業務継続計画は作っただけでは意味がありません。実際に非常時に機能するように、職員全員への周知と訓練が欠かせません。事業所内で業務継続計画の内容を共有し、非常時の対応方法についてスタッフ一人ひとりが理解しておく必要があります。そのために、少なくとも年に1回は業務継続計画に関する研修を行わなければなりません。また、新入職員については入社時研修の一環としても行うなど、計画の内容が組織内に浸透するよう工夫しましょう。また、研修を実施した際は内容を記録に残し、次に活かせるようにします。

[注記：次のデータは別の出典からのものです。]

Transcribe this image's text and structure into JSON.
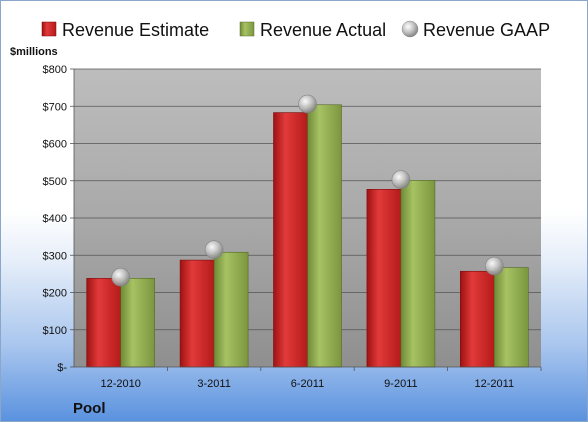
{
  "chart_data": {
    "type": "bar",
    "unit_label": "$millions",
    "company": "Pool",
    "categories": [
      "12-2010",
      "3-2011",
      "6-2011",
      "9-2011",
      "12-2011"
    ],
    "yticks": [
      "$-",
      "$100",
      "$200",
      "$300",
      "$400",
      "$500",
      "$600",
      "$700",
      "$800"
    ],
    "ylim": [
      0,
      800
    ],
    "grid": true,
    "legend_position": "top",
    "series": [
      {
        "name": "Revenue Estimate",
        "kind": "bar",
        "color": "#cc2222",
        "values": [
          238,
          287,
          683,
          477,
          257
        ]
      },
      {
        "name": "Revenue Actual",
        "kind": "bar",
        "color": "#8aa84a",
        "values": [
          238,
          308,
          704,
          501,
          267
        ]
      },
      {
        "name": "Revenue GAAP",
        "kind": "marker",
        "color": "#b0b0b0",
        "values": [
          241,
          315,
          706,
          503,
          271
        ]
      }
    ]
  }
}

研修だけでなく、実地の訓練(シミュレーション)も重要です。例えば、地震を想定した避難訓練や、感染症発生を想定した手順のロールプレイを行うことで、計画通りに動けるかを確認できます。訓練は年に1回以上を目安に実施し、机上でのシミュレーション(テーブルトップ訓練)と実際の行動を伴う訓練を組み合わせて実施すると効果的です。全職員が参加できるようスケジュールを調整し、非常時にチームとして円滑に協力できる体制を作ります。なお、感染症対応の訓練は感染症予防の訓練と合わせて行うなど、一石二鳥で進めることも可能です。

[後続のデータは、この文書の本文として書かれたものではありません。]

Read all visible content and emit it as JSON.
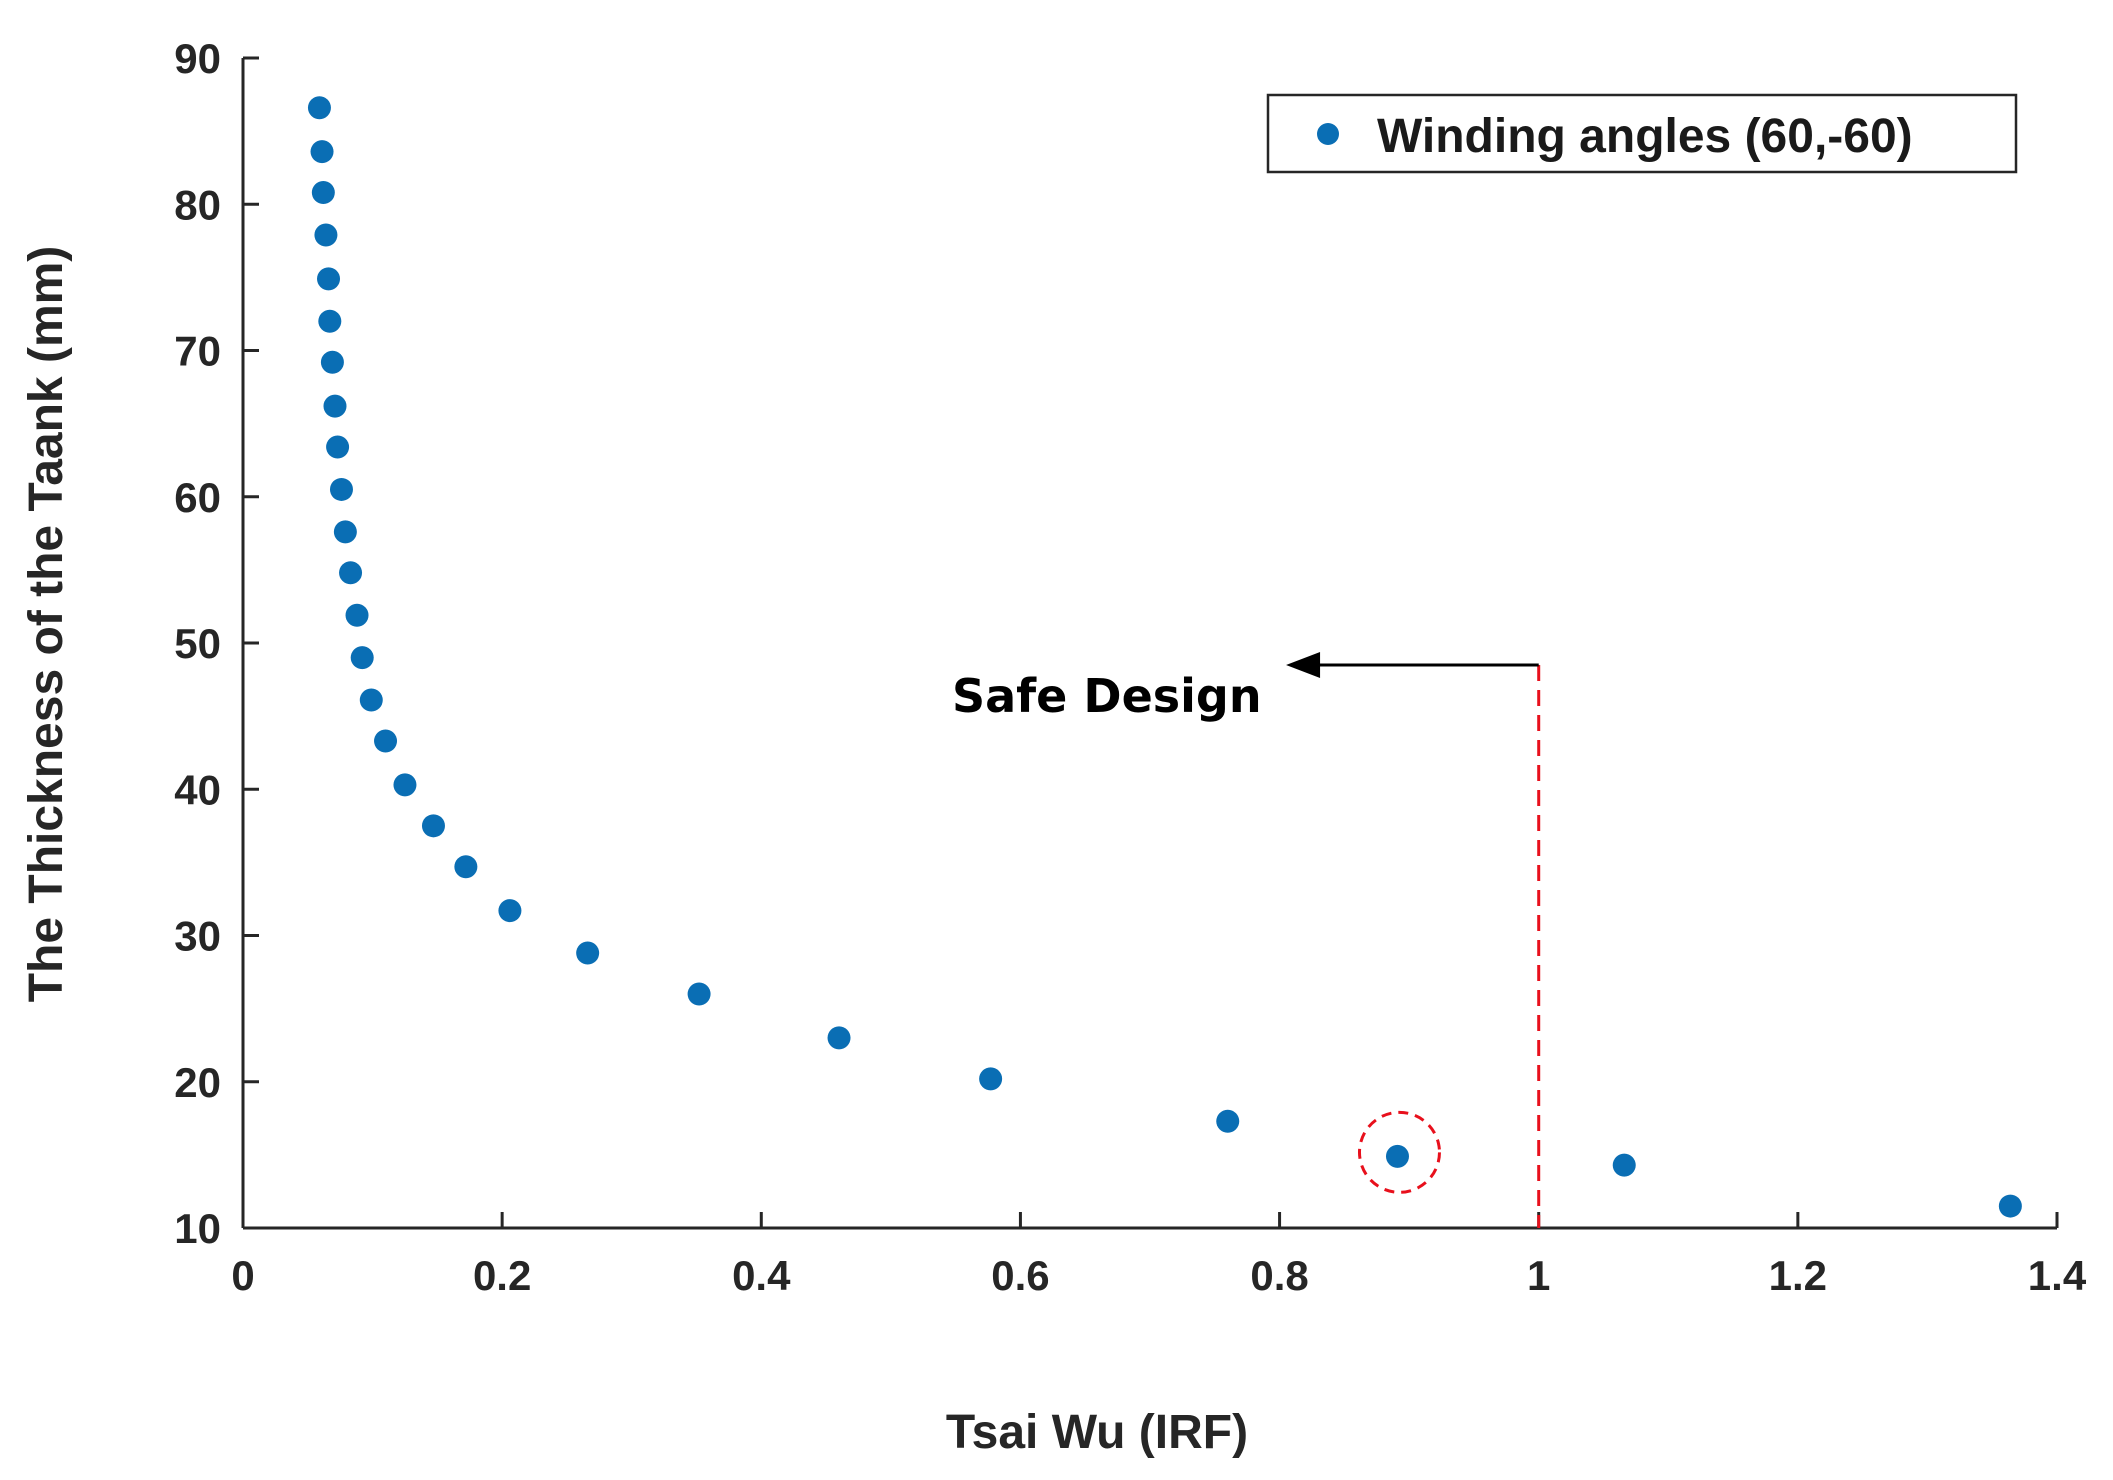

研修・訓練を通じて計画の不備が見つかった場合は、適宜業務継続計画を見直し(アップデート)して改善します。業務継続計画は一度作って終わりではなく、継続的に見直して改善していくものです。定期的な見直しにより、常に実効性の高い計画を維持しましょう。

事業者・起業希望者が押さえるべきポイント

  • 業務継続計画(BCP)の策定は義務:障害福祉サービス事業者は法令によりBCP策定とその実行(研修・訓練含む)が義務付けられています。未策定の場合、行政指導や事業所へのペナルティなど不利益を受ける可能性があるため、必ず対応しましょう。
  • 感染症と災害、両面の備え:BCPには感染症発生時と自然災害発生時の両方の対応策を盛り込みます。
  • 職員への周知徹底:作成したBCPは職員全員に共有し、非常時の役割分担や手順を理解させます。平時から情報共有の窓口や連絡体制を決め、緊急時にすぐ機能するよう準備しましょう。
  • 定期的な研修・訓練の実施:年1回以上の研修とシミュレーション訓練を実施し、計画の実効性を検証・維持します。訓練の記録を取り、計画の改善に役立てることも大切です。
  • 計画の継続的な見直し:事業内容の変更や実際の災害発生経験などを踏まえ、BCPは定期的に更新します。起業を目指す方は、事業計画段階からBCPを組み込んでおくことで、リスクに強い事業運営が可能になります。

【免責事項】

本記事は、一般的な情報提供を目的としており、当事務所は十分な注意を払っておりますが、法令改正や各種解釈の変更等に伴い、記載内容に誤りが生じる可能性を完全には排除できません。各事案につきましては、個々の事情に応じた判断が必要となりますので、必要に応じて最新の法令・通知等をご確認いただくようお願い申し上げます。